Logo após o rompimento da barragem, o Conselho Nacional de Direitos Humanos (CNDH) constituiu um Grupo de Trabalho, e começou a visitar a região e monitorar os acontecimentos. A primeira missão aos municípios foi em dezembro de 2015. O relatório final aprovado em maio de 2017 cita que, em 5 de novembro de 2015, a barragem do Fundão, localizada na unidade industrial de Germano, no subdistrito de Bento Rodrigues, município de Marina, se rompeu, causando a enxurrada de rejeitos de mineração.

“Inicialmente atingiram a barragem de Santarém, logo a jusante, causando seu galgamento e forçando a passagem de uma onda de lama por 55 km do rio Gualaxo do Norte, até desaguar no rio Carmo”. No trajeto destruiu o povoado de Bento Rodrigues, soterrando pessoas. A partir daí, a onda gigante entrou no curso do Rio Doce, até a foz, em Linhares (ES). As consequências se multiplicaram, atingindo a arrecadação dos municípios, em decorrência da paralisação de atividades econômicas.

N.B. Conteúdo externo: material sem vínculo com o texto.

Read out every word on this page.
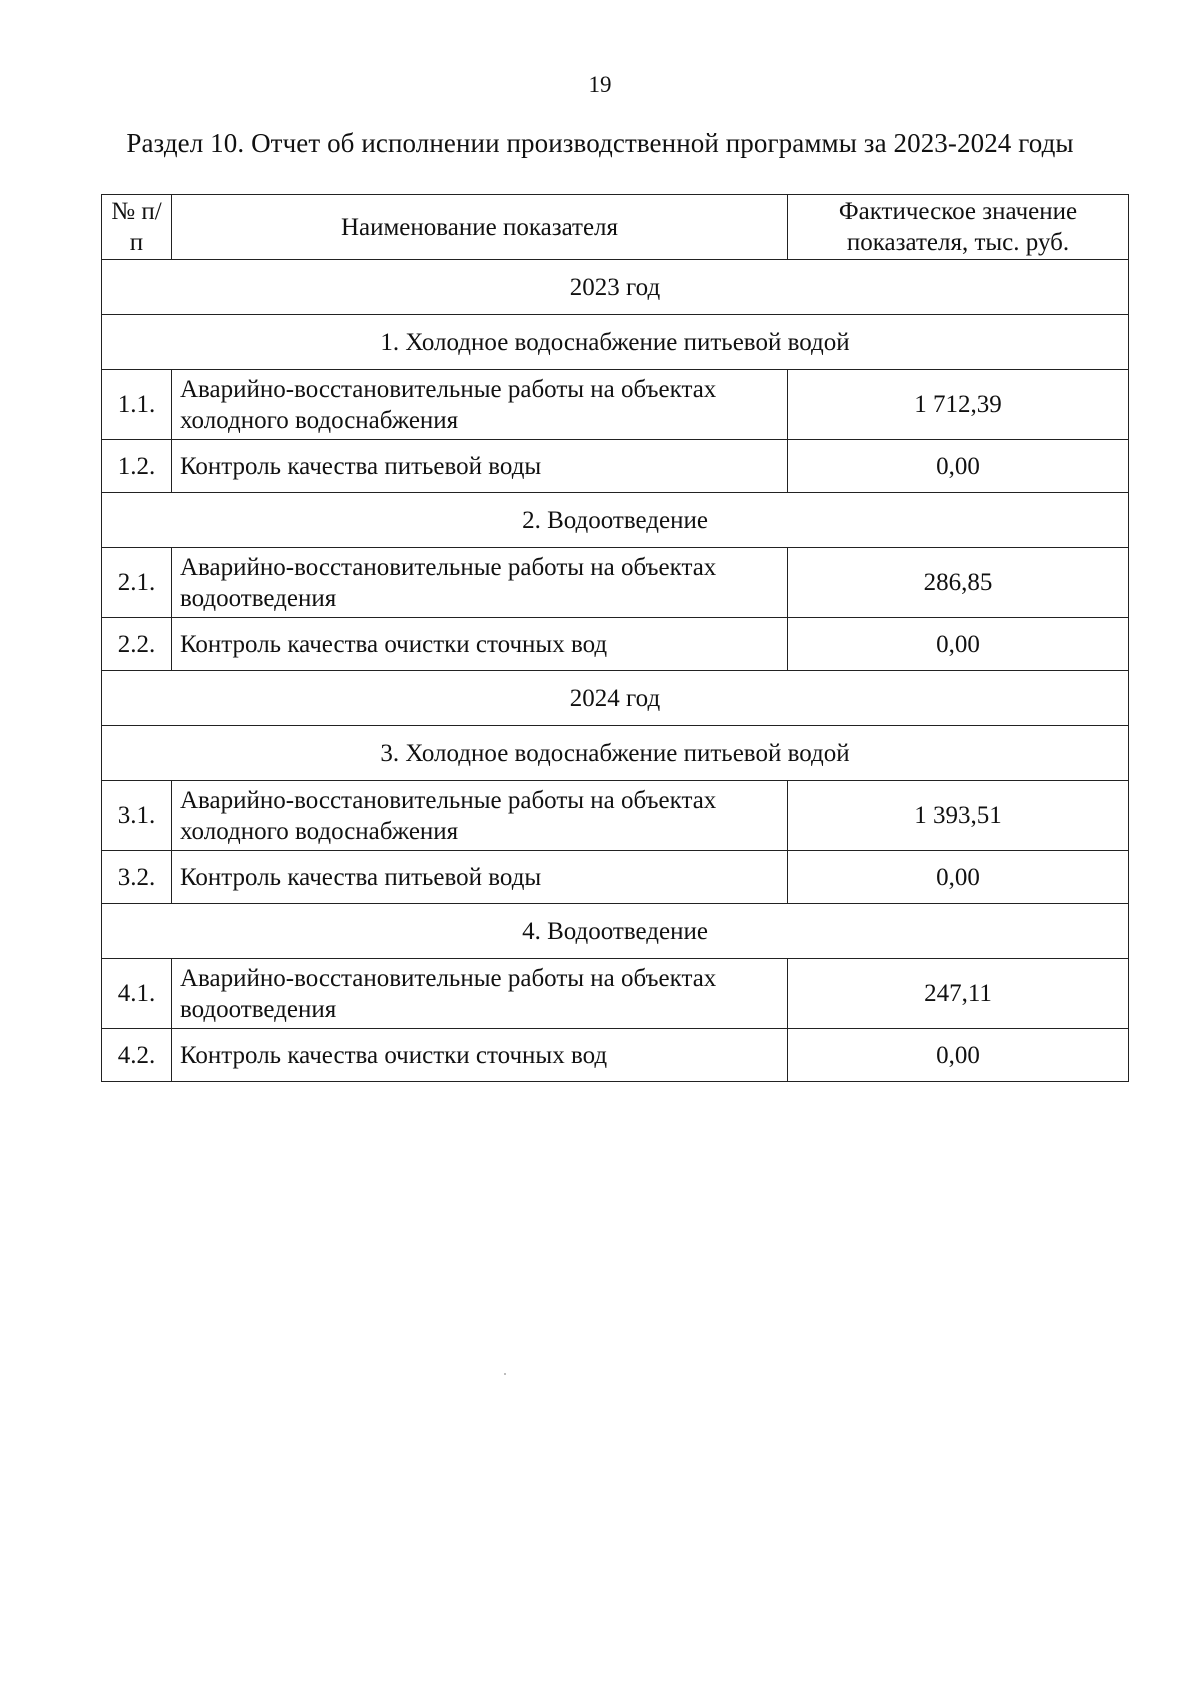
19
Раздел 10. Отчет об исполнении производственной программы за 2023-2024 годы
№ п/п	Наименование показателя	Фактическое значение показателя, тыс. руб.
2023 год		
1. Холодное водоснабжение питьевой водой		
1.1.	Аварийно-восстановительные работы на объектах холодного водоснабжения	1 712,39
1.2.	Контроль качества питьевой воды	0,00
2. Водоотведение		
2.1.	Аварийно-восстановительные работы на объектах водоотведения	286,85
2.2.	Контроль качества очистки сточных вод	0,00
2024 год		
3. Холодное водоснабжение питьевой водой		
3.1.	Аварийно-восстановительные работы на объектах холодного водоснабжения	1 393,51
3.2.	Контроль качества питьевой воды	0,00
4. Водоотведение		
4.1.	Аварийно-восстановительные работы на объектах водоотведения	247,11
4.2.	Контроль качества очистки сточных вод	0,00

Mais de 11 toneladas de peixes apodreceram na trilha do horror. Levantamento do Governo de Minas aponta 311 mil habitantes atingidos no estado. O CNDH aguarda respostas às recomendações que fez a órgãos do Governo Federal para providências de reparos e compensações pelos prejuízos.

Cerca de quatro meses após o estrago, em 2 de março de 2016 foi assinado um Termo de Ajustamento de Conduta (TAC) entre a Samarco, os governos de Minas Gerais, do Espírito Santo e Governo Federal, para a destinação de R$ 4,4 bilhões em três anos para a recuperação dos danos. Com valores entre R$ 18 bilhões e R$ 26 bilhões até 2030. Na opinião da então a ministra do Meio Ambiente, Izabella Teixeira, “um marco, pois foi a busca de soluções que não dependam do governo e ao mesmo tempo atendam à população que de outro modo teria que esperar anos pela solução na Justiça e ver o maior desastre ambiental do país cair no esquecimento”.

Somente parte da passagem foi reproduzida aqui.